Obviamente, as empresas de mídia terão toda a liberdade para produzir qualquer conteúdo, desde que obedeçam as normas de convivência social, como o respeito à propriedade privada, o pleno funcionamento dos meios de produção, o negociado sobre o legislado e o lema da nação: “Deus acima de tudo...” – ou sua versão mais popularizada “Bandido bom é bandido morto”. Ah, sim! Ia me esquecendo: novelas, seriados e filmes serão terminantemente proibidos, dada a inutilidade das artes e seu potencial desagregador.

O chip também poderá ser usado para monitorar nossos níveis de glicose, pressão arterial, colesterol, – claro que não é para o nosso bem. Empregadores poderão selecionar empregados com melhor saúde, além de demitir antes que qualquer doença atrapalhe a produtividade. Os provedores de serviços médicos, claro, poderão multar quem ultrapassar os níveis tolerados de glicose, além de recusar atendimento aos infartados que não controlaram o colesterol – E nem vai adiantar protestar, já que tudo isso estará previsto no termo de adesão que você terá assinado sem ler.
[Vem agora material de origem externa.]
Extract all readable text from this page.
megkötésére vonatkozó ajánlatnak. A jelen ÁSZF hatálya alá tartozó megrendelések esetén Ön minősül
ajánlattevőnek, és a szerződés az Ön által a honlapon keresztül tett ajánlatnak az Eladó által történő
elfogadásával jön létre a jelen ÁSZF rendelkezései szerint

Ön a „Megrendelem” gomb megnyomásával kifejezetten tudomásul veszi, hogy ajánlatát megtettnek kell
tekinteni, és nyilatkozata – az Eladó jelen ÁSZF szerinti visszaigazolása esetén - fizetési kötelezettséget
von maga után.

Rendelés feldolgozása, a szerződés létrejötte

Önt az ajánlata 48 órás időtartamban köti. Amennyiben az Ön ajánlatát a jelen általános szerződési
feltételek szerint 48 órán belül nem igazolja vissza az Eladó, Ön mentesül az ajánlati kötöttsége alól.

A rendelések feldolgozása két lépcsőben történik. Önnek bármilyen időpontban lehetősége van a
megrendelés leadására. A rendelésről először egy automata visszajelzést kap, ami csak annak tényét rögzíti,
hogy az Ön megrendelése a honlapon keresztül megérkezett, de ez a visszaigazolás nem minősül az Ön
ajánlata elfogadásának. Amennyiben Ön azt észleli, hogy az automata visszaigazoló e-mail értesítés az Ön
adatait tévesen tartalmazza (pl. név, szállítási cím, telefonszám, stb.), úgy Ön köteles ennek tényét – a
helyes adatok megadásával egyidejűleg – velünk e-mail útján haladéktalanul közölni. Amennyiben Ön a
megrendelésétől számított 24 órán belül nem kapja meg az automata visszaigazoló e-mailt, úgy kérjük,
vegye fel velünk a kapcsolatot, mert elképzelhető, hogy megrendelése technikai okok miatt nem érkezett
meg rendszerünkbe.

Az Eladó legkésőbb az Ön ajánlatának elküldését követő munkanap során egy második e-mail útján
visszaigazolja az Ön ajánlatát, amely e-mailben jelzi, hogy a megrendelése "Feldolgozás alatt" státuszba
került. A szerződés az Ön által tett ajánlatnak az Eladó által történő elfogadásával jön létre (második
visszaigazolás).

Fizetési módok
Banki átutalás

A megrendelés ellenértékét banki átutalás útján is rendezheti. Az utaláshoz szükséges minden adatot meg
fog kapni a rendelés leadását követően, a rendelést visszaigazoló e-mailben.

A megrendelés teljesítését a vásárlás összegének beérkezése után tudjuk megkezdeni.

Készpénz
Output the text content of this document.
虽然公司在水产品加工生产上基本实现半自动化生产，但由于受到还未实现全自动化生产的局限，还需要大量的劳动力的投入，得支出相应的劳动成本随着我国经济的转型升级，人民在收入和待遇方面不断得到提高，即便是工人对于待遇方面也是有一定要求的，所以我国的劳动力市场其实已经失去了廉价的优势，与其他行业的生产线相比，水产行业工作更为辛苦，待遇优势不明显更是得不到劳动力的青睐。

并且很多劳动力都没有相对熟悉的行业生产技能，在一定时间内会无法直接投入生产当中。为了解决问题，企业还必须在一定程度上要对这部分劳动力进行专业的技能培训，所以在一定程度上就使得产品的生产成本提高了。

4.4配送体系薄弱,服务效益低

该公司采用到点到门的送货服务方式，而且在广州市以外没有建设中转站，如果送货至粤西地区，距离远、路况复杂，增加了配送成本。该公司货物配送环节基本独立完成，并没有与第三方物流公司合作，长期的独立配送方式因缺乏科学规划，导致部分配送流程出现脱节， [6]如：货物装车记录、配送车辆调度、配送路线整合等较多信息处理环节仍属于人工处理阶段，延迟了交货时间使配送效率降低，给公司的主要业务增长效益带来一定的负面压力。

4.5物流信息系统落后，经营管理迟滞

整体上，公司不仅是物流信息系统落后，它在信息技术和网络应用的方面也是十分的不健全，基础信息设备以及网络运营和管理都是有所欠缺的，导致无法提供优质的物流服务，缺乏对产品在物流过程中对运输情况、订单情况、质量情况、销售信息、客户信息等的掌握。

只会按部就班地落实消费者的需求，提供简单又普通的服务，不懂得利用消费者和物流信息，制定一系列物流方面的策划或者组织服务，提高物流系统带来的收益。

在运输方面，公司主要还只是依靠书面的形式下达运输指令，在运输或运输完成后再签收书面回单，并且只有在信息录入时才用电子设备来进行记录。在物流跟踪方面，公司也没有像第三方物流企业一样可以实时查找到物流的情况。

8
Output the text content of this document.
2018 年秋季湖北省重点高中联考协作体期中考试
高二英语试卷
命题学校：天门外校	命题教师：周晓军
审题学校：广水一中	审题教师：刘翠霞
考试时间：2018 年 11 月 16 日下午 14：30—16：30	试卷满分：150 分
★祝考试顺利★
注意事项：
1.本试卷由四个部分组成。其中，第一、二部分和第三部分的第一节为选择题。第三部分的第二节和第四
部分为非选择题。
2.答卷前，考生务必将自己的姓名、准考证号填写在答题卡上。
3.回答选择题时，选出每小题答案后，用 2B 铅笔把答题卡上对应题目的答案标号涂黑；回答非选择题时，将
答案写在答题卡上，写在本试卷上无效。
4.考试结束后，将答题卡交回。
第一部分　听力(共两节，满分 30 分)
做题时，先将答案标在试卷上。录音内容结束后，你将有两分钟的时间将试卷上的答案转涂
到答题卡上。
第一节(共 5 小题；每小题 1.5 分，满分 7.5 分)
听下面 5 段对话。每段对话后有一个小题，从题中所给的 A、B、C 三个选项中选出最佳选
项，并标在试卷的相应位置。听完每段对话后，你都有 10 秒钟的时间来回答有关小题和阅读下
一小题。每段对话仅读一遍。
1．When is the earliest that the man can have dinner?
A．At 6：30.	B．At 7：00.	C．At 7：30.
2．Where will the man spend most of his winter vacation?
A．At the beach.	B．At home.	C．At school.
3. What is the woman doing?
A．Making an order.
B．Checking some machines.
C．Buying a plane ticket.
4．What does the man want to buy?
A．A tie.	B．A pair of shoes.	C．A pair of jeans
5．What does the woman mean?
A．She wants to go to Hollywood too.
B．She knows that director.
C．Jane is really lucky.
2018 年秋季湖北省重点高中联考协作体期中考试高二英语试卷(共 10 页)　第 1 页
A parte boa é que, se você cadastrar seu chip na farmácia e liberar seus dados para a indústria farmacêutica, terá ótimos descontos nos medicamentos.

Não, não se desespere ainda. Você ainda poderá resistir a isso tudo.

Vai ter um cara no Alecrim que vai saber hackear seu chip para acessar as notícias que um Rafael Duarte sexagenário vai postar por aqui.